Ransomware attack detection in Internet of Things (IoT) using IOTPOT platform with Ensemble Learning (EL)
Keywords:
Ransomware, Honeypot, Machine Learning (ML), security, IOTPOT, Honey folder, AuditWatch, CEP engineAbstract
Internet of Things (IoT) has dramatically revolutionized in various purposes of humans in
their past decade. It is a vast network device that may sense and store confidential data about its
clients. The major issue faced by the clients using IoT platforms is security flaws that have mainly
happened through small IoT devices. The latest ransomware attacks are TeslaCrypt,
SimpleLocker, NotPetya, and WannaCry have broken the myth of protecting the digital data
backup of organizations and it gets hacked by the intruder. In the IoT world, ransomware collides
with each other; initiating cybercriminal activities more simpler. These activities are loading IoT
devices with malware that generates an exact fire of cybersecurity arms race. The IoT platform
has a large larceny view to the ransomware and intruder. However, it is highly dangerous that
damages the complete security range services that result in the breach of sensitive information
and life risks. Therefore, the robust Ransomware Attack Detection Honeypot (RADH) has been
proposed with IoTPOT as a honeypot agent. It has addressed the challengeable security problems
that consist of honeypot agents as a honey folder using IOTPOT. It is a decoy folder specifically
to get intruded and perform as an earlier alrm system to signal the client at an apprehensive file
actions. AuditWatch process act as an entropy module that certifies the files and folder entropy.

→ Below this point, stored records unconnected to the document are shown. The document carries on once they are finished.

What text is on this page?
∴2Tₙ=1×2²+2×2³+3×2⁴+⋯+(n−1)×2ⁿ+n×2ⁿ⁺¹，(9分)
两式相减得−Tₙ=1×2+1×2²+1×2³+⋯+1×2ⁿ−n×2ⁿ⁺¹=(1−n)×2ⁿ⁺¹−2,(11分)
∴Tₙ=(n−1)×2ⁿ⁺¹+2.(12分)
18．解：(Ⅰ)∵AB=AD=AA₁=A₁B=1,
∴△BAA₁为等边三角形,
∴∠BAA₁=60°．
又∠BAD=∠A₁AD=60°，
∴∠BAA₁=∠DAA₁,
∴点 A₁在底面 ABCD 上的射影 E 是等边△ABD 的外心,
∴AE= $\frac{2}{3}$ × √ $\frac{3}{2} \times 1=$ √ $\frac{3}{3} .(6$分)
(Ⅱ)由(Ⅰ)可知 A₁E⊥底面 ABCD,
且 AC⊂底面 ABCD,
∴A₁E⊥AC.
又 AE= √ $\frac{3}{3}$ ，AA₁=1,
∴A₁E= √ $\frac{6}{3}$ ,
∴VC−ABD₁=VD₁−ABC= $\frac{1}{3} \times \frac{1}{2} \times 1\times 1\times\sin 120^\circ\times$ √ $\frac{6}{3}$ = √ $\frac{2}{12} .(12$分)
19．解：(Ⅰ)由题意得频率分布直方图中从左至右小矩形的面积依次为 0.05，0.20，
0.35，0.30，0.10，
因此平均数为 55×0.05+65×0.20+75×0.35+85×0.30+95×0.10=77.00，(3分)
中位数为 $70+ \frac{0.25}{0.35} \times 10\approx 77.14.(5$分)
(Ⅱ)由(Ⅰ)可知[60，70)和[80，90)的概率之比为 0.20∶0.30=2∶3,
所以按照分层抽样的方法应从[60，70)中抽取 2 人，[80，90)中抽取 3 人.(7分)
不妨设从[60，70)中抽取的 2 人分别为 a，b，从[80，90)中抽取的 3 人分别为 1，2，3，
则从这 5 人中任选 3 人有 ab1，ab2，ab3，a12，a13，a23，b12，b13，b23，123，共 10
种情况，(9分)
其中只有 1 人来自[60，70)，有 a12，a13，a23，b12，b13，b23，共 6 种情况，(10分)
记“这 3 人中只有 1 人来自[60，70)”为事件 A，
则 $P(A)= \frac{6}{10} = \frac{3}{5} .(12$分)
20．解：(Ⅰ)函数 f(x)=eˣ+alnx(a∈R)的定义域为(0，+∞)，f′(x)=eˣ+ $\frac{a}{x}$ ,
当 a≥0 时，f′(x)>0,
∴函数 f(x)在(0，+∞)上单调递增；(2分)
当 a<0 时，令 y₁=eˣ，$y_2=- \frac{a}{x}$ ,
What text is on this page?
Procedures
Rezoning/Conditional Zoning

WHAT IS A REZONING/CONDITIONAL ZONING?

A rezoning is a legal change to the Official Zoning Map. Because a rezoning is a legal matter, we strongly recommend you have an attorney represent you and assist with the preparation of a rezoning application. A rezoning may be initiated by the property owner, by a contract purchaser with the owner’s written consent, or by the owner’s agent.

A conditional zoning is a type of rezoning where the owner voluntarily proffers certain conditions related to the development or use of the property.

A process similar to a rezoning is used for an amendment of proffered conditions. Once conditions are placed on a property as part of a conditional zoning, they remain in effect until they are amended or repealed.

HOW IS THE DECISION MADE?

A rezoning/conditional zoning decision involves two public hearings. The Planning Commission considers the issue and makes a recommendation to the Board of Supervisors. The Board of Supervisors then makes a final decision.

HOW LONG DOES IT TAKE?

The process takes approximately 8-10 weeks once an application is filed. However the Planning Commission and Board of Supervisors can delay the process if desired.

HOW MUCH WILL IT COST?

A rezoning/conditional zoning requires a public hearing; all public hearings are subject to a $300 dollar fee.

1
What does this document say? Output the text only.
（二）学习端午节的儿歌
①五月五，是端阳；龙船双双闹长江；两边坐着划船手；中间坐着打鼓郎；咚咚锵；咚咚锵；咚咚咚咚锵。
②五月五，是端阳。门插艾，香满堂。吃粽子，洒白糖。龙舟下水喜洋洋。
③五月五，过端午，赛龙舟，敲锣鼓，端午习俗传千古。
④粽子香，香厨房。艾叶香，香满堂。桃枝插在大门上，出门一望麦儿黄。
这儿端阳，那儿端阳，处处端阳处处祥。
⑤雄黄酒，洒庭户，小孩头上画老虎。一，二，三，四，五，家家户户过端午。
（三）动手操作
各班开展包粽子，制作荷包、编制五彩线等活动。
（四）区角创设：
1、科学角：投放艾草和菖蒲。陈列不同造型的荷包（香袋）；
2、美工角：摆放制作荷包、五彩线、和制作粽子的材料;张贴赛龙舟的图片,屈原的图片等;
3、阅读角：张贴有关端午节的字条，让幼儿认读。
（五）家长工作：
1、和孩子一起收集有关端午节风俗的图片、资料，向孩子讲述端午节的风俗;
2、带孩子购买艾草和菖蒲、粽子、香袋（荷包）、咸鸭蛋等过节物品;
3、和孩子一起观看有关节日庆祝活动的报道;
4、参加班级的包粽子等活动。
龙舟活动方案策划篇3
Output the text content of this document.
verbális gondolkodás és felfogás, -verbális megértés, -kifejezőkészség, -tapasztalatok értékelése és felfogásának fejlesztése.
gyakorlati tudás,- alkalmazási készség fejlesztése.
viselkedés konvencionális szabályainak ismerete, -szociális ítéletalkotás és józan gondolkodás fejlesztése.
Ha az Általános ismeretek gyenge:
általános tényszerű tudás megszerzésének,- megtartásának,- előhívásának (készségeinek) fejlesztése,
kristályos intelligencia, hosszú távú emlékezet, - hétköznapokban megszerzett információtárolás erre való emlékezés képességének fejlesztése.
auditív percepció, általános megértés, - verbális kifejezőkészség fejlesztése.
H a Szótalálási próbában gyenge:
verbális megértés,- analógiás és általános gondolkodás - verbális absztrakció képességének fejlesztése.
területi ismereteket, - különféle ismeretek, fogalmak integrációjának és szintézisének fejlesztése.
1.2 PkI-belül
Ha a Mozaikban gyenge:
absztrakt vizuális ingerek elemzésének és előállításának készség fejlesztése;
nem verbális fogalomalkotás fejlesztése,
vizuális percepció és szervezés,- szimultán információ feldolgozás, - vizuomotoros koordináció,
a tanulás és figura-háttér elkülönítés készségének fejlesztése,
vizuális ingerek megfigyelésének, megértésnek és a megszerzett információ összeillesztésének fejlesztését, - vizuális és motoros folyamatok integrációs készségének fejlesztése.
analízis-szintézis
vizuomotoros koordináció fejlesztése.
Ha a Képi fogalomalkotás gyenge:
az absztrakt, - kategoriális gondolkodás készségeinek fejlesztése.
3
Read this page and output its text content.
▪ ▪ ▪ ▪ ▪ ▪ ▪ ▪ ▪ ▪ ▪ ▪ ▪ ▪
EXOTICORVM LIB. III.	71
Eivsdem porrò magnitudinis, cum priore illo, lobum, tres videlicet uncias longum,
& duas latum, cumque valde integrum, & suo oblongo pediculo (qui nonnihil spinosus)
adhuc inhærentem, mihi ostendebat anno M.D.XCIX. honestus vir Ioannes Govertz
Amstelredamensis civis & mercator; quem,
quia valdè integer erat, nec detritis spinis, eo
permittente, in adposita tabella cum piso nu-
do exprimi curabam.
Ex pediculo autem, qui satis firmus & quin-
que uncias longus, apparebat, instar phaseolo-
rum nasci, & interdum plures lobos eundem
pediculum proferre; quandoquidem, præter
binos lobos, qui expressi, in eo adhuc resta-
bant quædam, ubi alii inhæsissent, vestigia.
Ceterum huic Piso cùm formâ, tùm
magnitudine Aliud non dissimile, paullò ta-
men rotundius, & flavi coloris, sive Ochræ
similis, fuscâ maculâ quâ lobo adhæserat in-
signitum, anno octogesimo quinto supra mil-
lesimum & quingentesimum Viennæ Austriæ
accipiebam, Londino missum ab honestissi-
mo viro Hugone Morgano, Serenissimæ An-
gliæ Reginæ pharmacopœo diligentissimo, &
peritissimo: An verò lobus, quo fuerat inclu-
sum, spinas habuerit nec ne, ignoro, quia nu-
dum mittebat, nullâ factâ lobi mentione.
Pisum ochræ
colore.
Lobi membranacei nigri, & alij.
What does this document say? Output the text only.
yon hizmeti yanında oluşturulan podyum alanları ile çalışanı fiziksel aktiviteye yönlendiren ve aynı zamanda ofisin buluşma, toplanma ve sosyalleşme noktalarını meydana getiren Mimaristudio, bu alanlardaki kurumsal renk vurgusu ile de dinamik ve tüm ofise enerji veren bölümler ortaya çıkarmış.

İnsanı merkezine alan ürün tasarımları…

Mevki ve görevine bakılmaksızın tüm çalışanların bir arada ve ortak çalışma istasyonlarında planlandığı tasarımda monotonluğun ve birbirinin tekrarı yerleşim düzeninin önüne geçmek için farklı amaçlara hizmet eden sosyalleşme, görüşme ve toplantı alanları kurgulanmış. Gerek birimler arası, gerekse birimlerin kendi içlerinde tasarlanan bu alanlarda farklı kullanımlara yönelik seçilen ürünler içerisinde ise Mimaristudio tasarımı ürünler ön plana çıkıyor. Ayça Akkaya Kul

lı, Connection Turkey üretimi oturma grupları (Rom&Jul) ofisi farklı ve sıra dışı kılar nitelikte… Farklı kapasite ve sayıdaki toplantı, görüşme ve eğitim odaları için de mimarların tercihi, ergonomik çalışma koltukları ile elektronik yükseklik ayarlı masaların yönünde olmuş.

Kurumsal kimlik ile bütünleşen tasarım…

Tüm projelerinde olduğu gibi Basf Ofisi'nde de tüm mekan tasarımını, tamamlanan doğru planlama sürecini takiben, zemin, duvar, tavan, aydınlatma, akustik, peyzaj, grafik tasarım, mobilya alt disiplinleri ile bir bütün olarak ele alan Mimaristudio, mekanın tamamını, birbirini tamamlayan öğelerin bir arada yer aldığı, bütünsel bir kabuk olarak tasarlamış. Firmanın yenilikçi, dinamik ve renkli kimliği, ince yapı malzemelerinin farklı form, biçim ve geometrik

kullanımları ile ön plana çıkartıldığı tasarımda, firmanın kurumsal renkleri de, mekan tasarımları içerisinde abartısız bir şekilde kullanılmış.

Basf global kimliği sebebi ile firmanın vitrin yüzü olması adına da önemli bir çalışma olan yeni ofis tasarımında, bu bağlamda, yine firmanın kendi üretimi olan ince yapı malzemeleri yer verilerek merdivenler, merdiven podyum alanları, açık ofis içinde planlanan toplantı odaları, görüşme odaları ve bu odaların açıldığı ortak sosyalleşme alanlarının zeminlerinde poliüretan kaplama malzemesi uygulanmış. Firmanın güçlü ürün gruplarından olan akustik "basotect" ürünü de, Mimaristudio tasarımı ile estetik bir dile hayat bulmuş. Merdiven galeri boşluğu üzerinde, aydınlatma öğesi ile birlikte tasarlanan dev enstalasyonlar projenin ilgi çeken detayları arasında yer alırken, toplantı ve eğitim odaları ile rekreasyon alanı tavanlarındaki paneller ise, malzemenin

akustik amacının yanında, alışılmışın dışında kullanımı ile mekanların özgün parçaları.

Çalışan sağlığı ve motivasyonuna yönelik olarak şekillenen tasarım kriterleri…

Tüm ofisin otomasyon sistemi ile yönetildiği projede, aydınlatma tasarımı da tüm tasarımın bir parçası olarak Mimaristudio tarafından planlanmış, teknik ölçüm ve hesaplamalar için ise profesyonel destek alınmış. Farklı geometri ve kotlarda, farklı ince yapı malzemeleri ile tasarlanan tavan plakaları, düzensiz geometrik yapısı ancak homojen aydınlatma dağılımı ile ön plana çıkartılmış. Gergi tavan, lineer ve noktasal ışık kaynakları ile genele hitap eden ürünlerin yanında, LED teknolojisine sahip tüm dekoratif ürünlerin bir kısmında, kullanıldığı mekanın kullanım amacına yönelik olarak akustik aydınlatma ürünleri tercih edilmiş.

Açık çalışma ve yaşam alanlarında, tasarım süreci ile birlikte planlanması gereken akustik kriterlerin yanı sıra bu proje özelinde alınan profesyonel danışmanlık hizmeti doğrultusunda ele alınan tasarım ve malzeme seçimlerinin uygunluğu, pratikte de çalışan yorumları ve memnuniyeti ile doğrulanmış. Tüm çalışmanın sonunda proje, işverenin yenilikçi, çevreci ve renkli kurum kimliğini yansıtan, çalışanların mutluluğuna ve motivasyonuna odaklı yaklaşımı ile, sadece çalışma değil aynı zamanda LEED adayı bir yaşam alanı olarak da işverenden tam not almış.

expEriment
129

CEP engine is assisted with Ensemble Learning (EL) has utilized for accumulating data from
dissimilar security methods to train and test the behavior of ransomware, attack pattern, and
immediately respond by confirming the ransomware attacks. Thus, the proposed RADH is trained
with different samples from the dataset and tested experimentally with existing security attacks.
Moreover, the outcome of the proposed RADH is comparatively produces better accuracy,
precision, and recall in detecting ransomware attacks from the existing ransomware detection
model. The organization of the paper is as follows. Section 1 a brief introduction on ransomware
and its types; Section 2 presents a literature survey based on the various technique of Ransomware
attack detection; Section 3 describes a proposed methodology for RADH architecture as a novel
honeypot with IoTPOT and EL in the CEP engine; Section 4 describes the experimental setup
followed by Section 5 that describes performance analysis based on detection of Ransomeware
activities, accuracy, recall, and precision and Section 6 ends with the conclusion.